Results from PISA 2018 reveal a persistent gender gap in favour of 15-year-old girls in reading. On average, across 35 OECD countries with comparable data, this gap was 39 points in 2009 but ‘only’ 30 points in 2018 – i.e. the gap narrowed by 9 points.
I should be celebrating, but I won’t. PISA results in fact suggest that, on average across OECD countries gender gaps in reading closed because the performance of girls declined, rather than because the performance of boys improved. Even more worryingly, the decline appears to be especially pronounced among poorly achieving girls.
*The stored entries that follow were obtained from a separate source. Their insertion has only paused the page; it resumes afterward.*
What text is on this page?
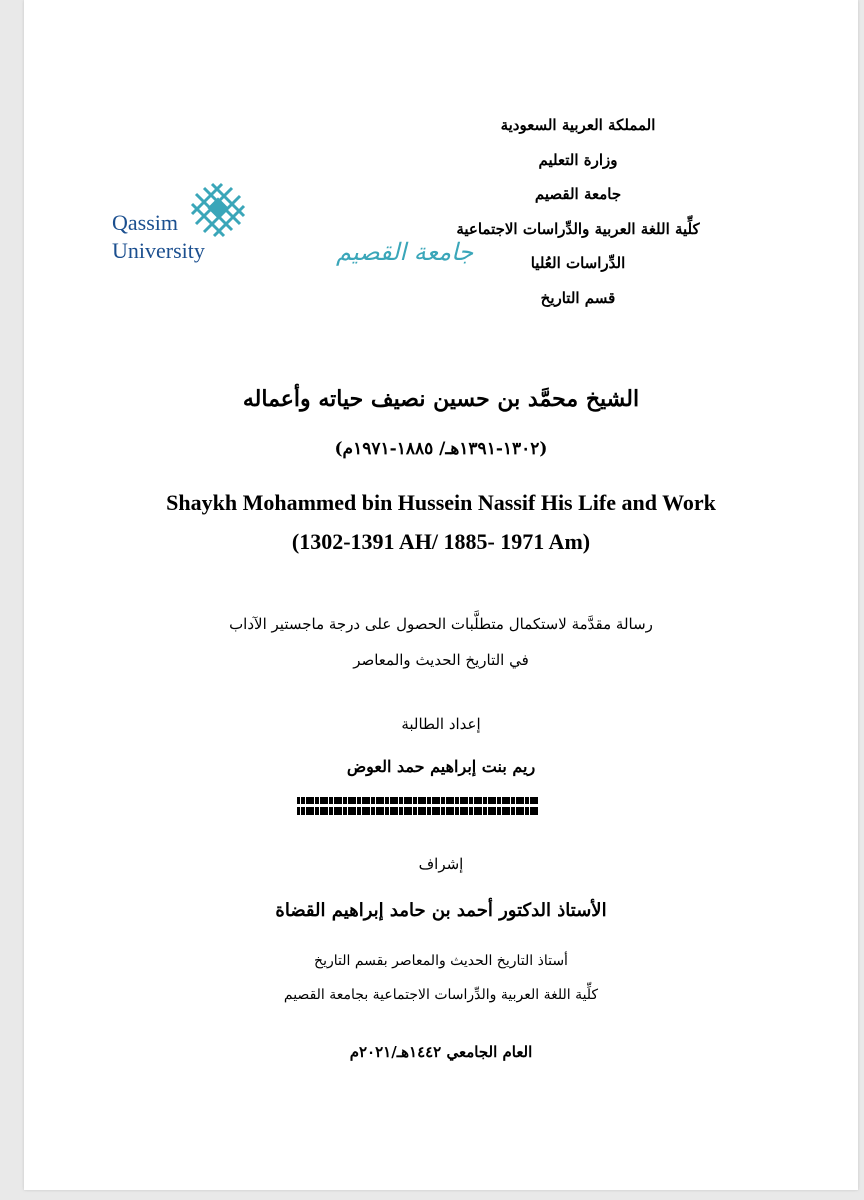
المملكة العربية السعودية
وزارة التعليم
جامعة القصيم
كلِّية اللغة العربية والدِّراسات الاجتماعية
الدِّراسات العُليا
قسم التاريخ
Qassim
University	جامعة القصيم
الشيخ محمَّد بن حسين نصيف حياته وأعماله
(١٣٠٢-١٣٩١هـ/ ١٨٨٥-١٩٧١م)
Shaykh Mohammed bin Hussein Nassif His Life and Work
(1302-1391 AH/ 1885- 1971 Am)
رسالة مقدَّمة لاستكمال متطلَّبات الحصول على درجة ماجستير الآداب
في التاريخ الحديث والمعاصر
إعداد الطالبة
ريم بنت إبراهيم حمد العوض
إشراف
الأستاذ الدكتور أحمد بن حامد إبراهيم القضاة
أستاذ التاريخ الحديث والمعاصر بقسم التاريخ
كلِّية اللغة العربية والدِّراسات الاجتماعية بجامعة القصيم
العام الجامعي ١٤٤٢هـ/٢٠٢١م
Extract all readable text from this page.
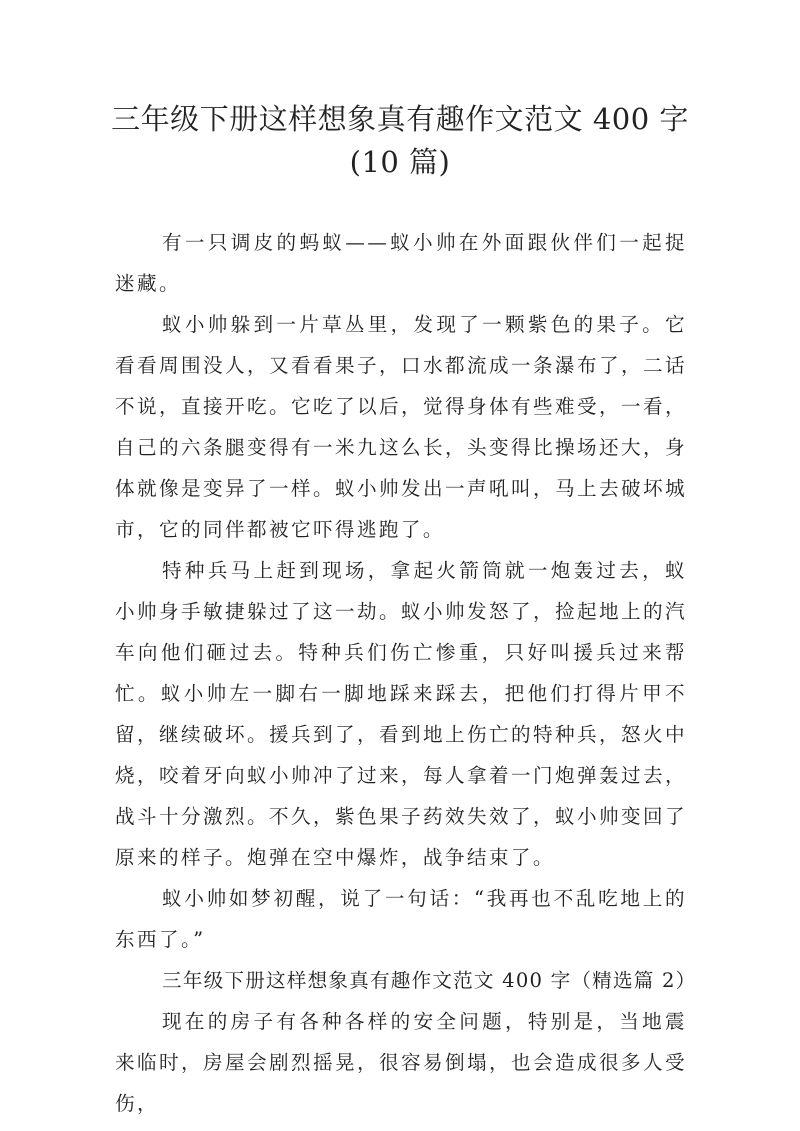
三年级下册这样想象真有趣作文范文 400 字
(10 篇)

有一只调皮的蚂蚁——蚁小帅在外面跟伙伴们一起捉迷藏。

蚁小帅躲到一片草丛里，发现了一颗紫色的果子。它看看周围没人，又看看果子，口水都流成一条瀑布了，二话不说，直接开吃。它吃了以后，觉得身体有些难受，一看，自己的六条腿变得有一米九这么长，头变得比操场还大，身体就像是变异了一样。蚁小帅发出一声吼叫，马上去破坏城市，它的同伴都被它吓得逃跑了。

特种兵马上赶到现场，拿起火箭筒就一炮轰过去，蚁小帅身手敏捷躲过了这一劫。蚁小帅发怒了，捡起地上的汽车向他们砸过去。特种兵们伤亡惨重，只好叫援兵过来帮忙。蚁小帅左一脚右一脚地踩来踩去，把他们打得片甲不留，继续破坏。援兵到了，看到地上伤亡的特种兵，怒火中烧，咬着牙向蚁小帅冲了过来，每人拿着一门炮弹轰过去，战斗十分激烈。不久，紫色果子药效失效了，蚁小帅变回了原来的样子。炮弹在空中爆炸，战争结束了。

蚁小帅如梦初醒，说了一句话：“我再也不乱吃地上的东西了。”

三年级下册这样想象真有趣作文范文 400 字（精选篇 2）

现在的房子有各种各样的安全问题，特别是，当地震来临时，房屋会剧烈摇晃，很容易倒塌，也会造成很多人受伤，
One of the big stories that came out of the PISA 2009 round, my first encounter with PISA, was that reading performance improved in many countries and that such improvements were due, to a large extent, to improvements among lower achieving students. For me, what was significant was that many of the low-achieving students who improved were girls, so much so that, between 2000 and 2009 the gender gap in favour of girls in reading grew by 7 points, an increase mostly driven by a reduction of low-achieving girls.
The fact that the gender gap in reading narrowed between 2009 and 2018 should make me (and others) happy. After PISA 2009, I researched extensively boys’ underachievement in reading, which remains under-studied compared to the amount of attention that is devoted to examining girls’ under-representation in science, technology, engineering and mathematics (STEM). I have indicated that such underachievement is particularly pronounced at age 15 and can vary depending on characteristics of the test such as how it is delivered, how long it is and what types of reading material are used.
I also worked with policy makers in many countries, most notably Norway, trying to identify why boys perform less well than girls in reading and explore possible measures that could help to narrow the gender gap in reading.
Among the 35 OECD countries with available data (at this time, results have yet to be released for Spain), the average performance of boys was 472 in both 2009 and 2018. The average performance of girls was 511 in 2009 but 502 in 2018. The performance of the lowest achieving 10% of boys was 347 in 2009 and 336 in 2018, a decline of 11 points. The performance of the lowest achieving 10% of girls was 398 in 2009 and 378 in 2018, a decline of 20 points! Between 2009 and 2018 in as many as 8 of the 20 OECD countries that experienced a narrowing of the gender gap, this was due to declines in the performance of girls and a smaller decline or no improvements among boys.
To end with a positive note, however, I would like to invite those who are interested in examining gender gaps in reading to look in detail at data for the Czech Republic, Estonia, Ireland, Slovenia and Sweden. In these countries boys’ performance improved and girls’ performance remained stable or improved but less markedly than boys’ and the gender gap narrowed as a result.
While in my opinion Irish results should be considered carefully because 2009 results in Ireland were very low compared to other cycles, improvements in the remaining countries are noteworthy. They helped to narrow above average gender gaps in reading, they led to overall average improvements or, as in the case of Sweden, a marked change of course following years of declining performance.
In the United Kingdom, the picture is bitter-sweet: on average boys’ performance improved while girls’ performance remained stable, although boys’ improvement was not large enough to lead to a statistically significant narrowing of the gender gap. But an analysis of which boys improved reveals that the improvement was concentrated among middle and high achieving boys. In fact, high achieving girls were the group with the largest improvement overall.